As a part of Cyber Application Security team, you will be part of our SAP practice and will be responsible for steady state maintenance and enhancements of SAP ECC, S/4 HANA Security and SAP GRC Access and Process Control work-areas.

+ Troubleshooting security access issues, interacting with key functional/business stakeholders for providing a resolution to SAP Security/GRC errors/exceptions

+ Keeping oneself constantly abreast of the latest advancements on S/4 HANA and other emerging authorization concepts

+ Knowledgeable on risks associated with application security exposures and solution proposals to eliminate/ minimize risk

+ Quickly understand, adapt, and implement various role design concepts, delivering in a short period of time

+ Understanding of various SAP authorization concepts catering to SAP ECC, SAP S/4 HANA systems and SAP GRC Access & Process Control (10.x and 12.x)

+ Experience in Security/GRC activities for minor enhancements and support pack/version upgrades

+ Experience working on maintenance of GRC master data, running risk analysis, batch job monitoring, audit & compliance support activities (user management controls, access certification, etc.), BRF+ and MSMP workflows maintenance

+ Understanding on SOX Compliance, SOD and SAP IT General Computer Controls

+ Understands various compliance requirements that impact security and provide solutions to address them

+ Knowledge of business process, user provisioning process, and security maintenance processes

+ Excellent communication, listening & facilitation skills

The team

The Application Security team provides a holistic approach to privacy, control, and compliance requirements. Leveraging process optimization, automation, service levels, self-service, organizational consolidation, and global centers of excellence, this team services deliver end-to-end solutions that encompass innovation delivery through digital technologies such as robotics and cognitive and mobile apps. This is an unparalleled time of change with new information security challenges arising each day. Our teams bring industry experience, confidence, and technical knowledge to help our clients tackle those unique challenges.

Required Qualifications

+ BA/BS Degree is required. Ideally in Computer Science, Cyber Security, Information Security, Engineering, Information Technology.

+ Minimum 3 years’ experience in managing SAP security and SAP GRC Access & Process Control for the client’s SAP landscape (across development, quality assurance, sandbox, training and production systems)

+ Ability to travel up to 50%, on average, based on the work you do and the clients and industries/sectors you serve

+ Limited immigration sponsorship may be available

+ Previous Consulting or Big 4 experience preferred.

+ Certifications such as: CISSP, CISM, or CISA certification a plus

+ Experience working on HANA DB Security as well as understanding of leading practices as it relates to ERP security. Security experience with BW/4 HANA, C/4HANA, SRM, CRM, SCM, HR, SAP Cloud products (SCP, Ariba, Success Factors, Hybris, Concur) will be a plus

+ Deep expertise working on SAP Fiori authorization concepts – Catalogs, Groups, oData services, etc.
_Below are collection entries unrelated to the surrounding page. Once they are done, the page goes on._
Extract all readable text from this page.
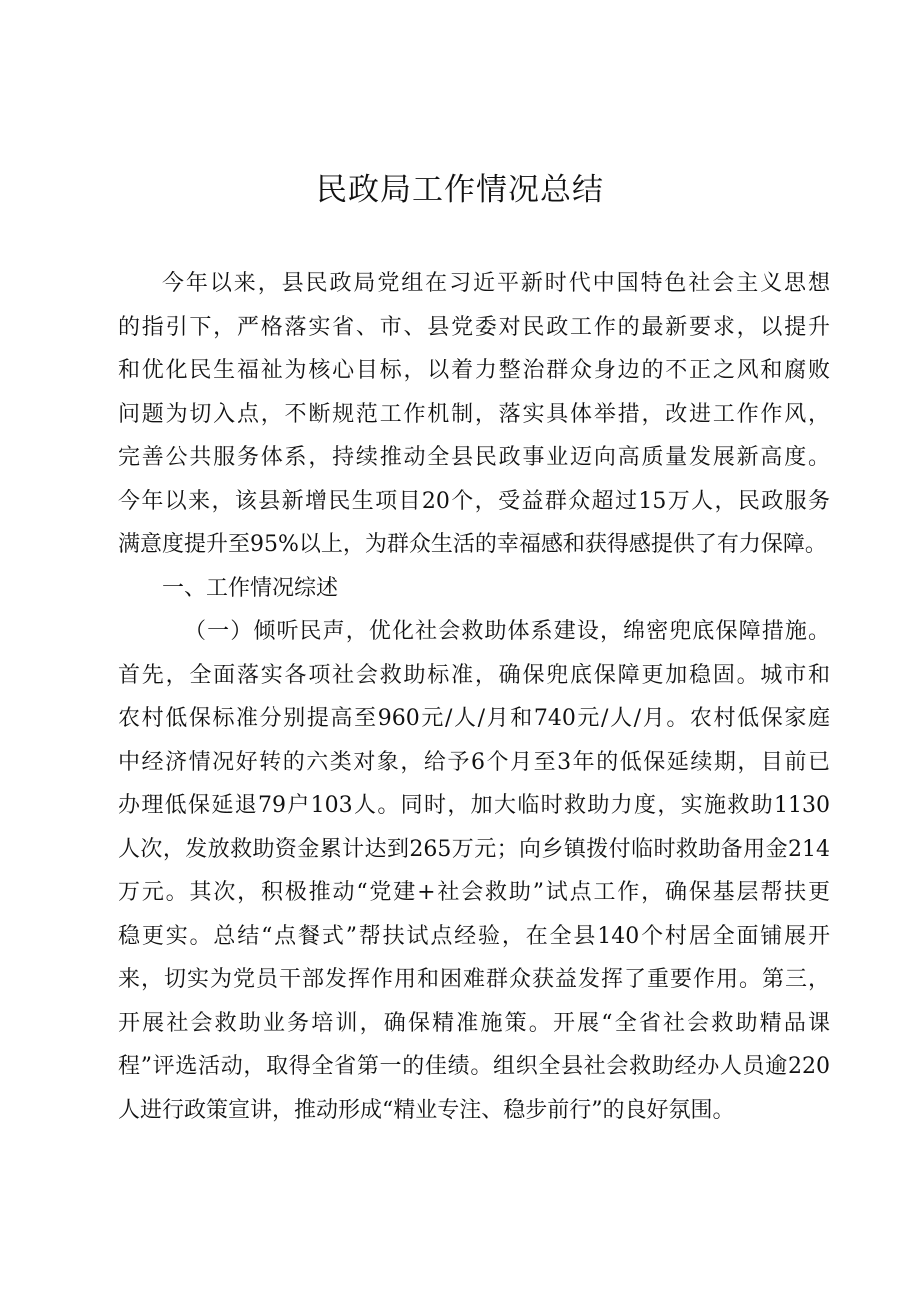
民政局工作情况总结
今年以来，县民政局党组在习近平新时代中国特色社会主义思想
的指引下，严格落实省、市、县党委对民政工作的最新要求，以提升
和优化民生福祉为核心目标，以着力整治群众身边的不正之风和腐败
问题为切入点，不断规范工作机制，落实具体举措，改进工作作风，
完善公共服务体系，持续推动全县民政事业迈向高质量发展新高度。
今年以来，该县新增民生项目20个，受益群众超过15万人，民政服务
满意度提升至95%以上，为群众生活的幸福感和获得感提供了有力保障。
一、工作情况综述
（一）倾听民声，优化社会救助体系建设，绵密兜底保障措施。
首先，全面落实各项社会救助标准，确保兜底保障更加稳固。城市和
农村低保标准分别提高至960元/人/月和740元/人/月。农村低保家庭
中经济情况好转的六类对象，给予6个月至3年的低保延续期，目前已
办理低保延退79户103人。同时，加大临时救助力度，实施救助1130
人次，发放救助资金累计达到265万元；向乡镇拨付临时救助备用金214
万元。其次，积极推动“党建+社会救助”试点工作，确保基层帮扶更
稳更实。总结“点餐式”帮扶试点经验，在全县140个村居全面铺展开
来，切实为党员干部发挥作用和困难群众获益发挥了重要作用。第三，
开展社会救助业务培训，确保精准施策。开展“全省社会救助精品课
程”评选活动，取得全省第一的佳绩。组织全县社会救助经办人员逾220
人进行政策宣讲，推动形成“精业专注、稳步前行”的良好氛围。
+ Exposure to SAP Hana Cloud Platform is an added advantage

+ Experience in configuration and implementation of SAP GRC 10.x Access Control modules. Process Control knowledge will be a plus.

+ Strong understanding of Segregation of Duties frameworks

+ Exposure to ticketing tools like ServiceNow, Remedy is a plus

Information for applicants with a need for accommodation: https://www2.deloitte.com/us/en/pages/careers/articles/join-deloitte-assistance-for-disabled-applicants.html

The wage range for this role takes into account the wide range of factors that are considered in making compensation decisions including but not limited to skill sets; experience and training; licensure and certifications; and other business and organizational needs. The disclosed range estimate has not been adjusted for the applicable geographic differential associated with the location at which the position may be filled. At Deloitte, it is not typical for an individual to be hired at or near the top of the range for their role and compensation decisions are dependent on the facts and circumstances of each case. A reasonable estimate of the current range is $80,370 to $141,000.

You may also be eligible to participate in a discretionary annual incentive program, subject to the rules governing the program, whereby an award, if any, depends on various factors, including, without limitation, individual and organizational performance.